Streamlining Your Flyte Workflows#
Flyte has a wide range of applications, including model training, data processing, ELT/ETL, and bioinformatics. Regardless of the domain, when workflows are built and deployed, we may need automation to reduce human-in-the-loop to some extent; essentially, to automate serializing and registering workflows, creating docker containers, etc.
Before diving into an example use case that explains how DevOps could power Flyte pipelines, let’s look at some DevOps-style features Flyte ships with.
Every DAG can be versioned with Git commit’s SHA or the hash of the code artifact; to know more about versioning, see Versions.
Tasks and workflows are immutable, i.e., a version is immutable, which means that any change results in a new version.
In the case of rapid iteration of code with no dependency modification, fast registration can be used.

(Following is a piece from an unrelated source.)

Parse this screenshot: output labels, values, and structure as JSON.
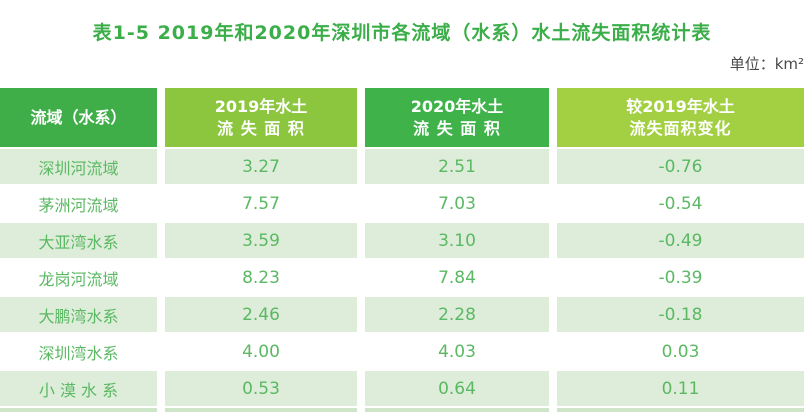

Multi-tenancy support through projects and domains.
Executions can be monitored using logs on Flyte UI.
Currently, Flyte does not support the promotion of workflows across various stages (development, staging, production). This promotion process is expected to be handled externally through CI/CD process.
Case Study: MLOps at Lyft#
Flyte powers more than 1 million model training and data processing executions per month at Lyft. DevOps automation has been made part of Flyte pipelines to handle such a massive number of executions.
Every time a new PR is created:
A Docker container is built from the PR.
Tasks and workflows are registered with Flyte.
If dependencies are modified, PR securely builds the container again.
For just code changes, fast registration is used.
Code can be pushed from a local machine where users are not permitted to push Docker containers.
Once a PR is merged, the user simulates a deployment through a deployment pipeline.
At each stage of the deployment, tasks and workflows are registered with a specific domain in Flyte, where each domain may change the data directory, associated roles, or some meta attributes like labels and annotations.
For production deployments, logs and metrics are automatically tracked, and models are promoted to serving infrastructure.
Users can use interactive notebooks to retrieve intermediate or final outputs, analyze data, and automate various monitoring tasks.
Thus, everything is automatically tracked. In fact, multiple users can create isolated PRs and test independently.
Implementing DevOps when running Flyte pipelines could be essential when Flyte is deployed to production. You could have a team of engineers working on various pipelines with continuous code iteration and deployment. We highly encourage you to incorporate automation to build Flyte pipelines in such a case.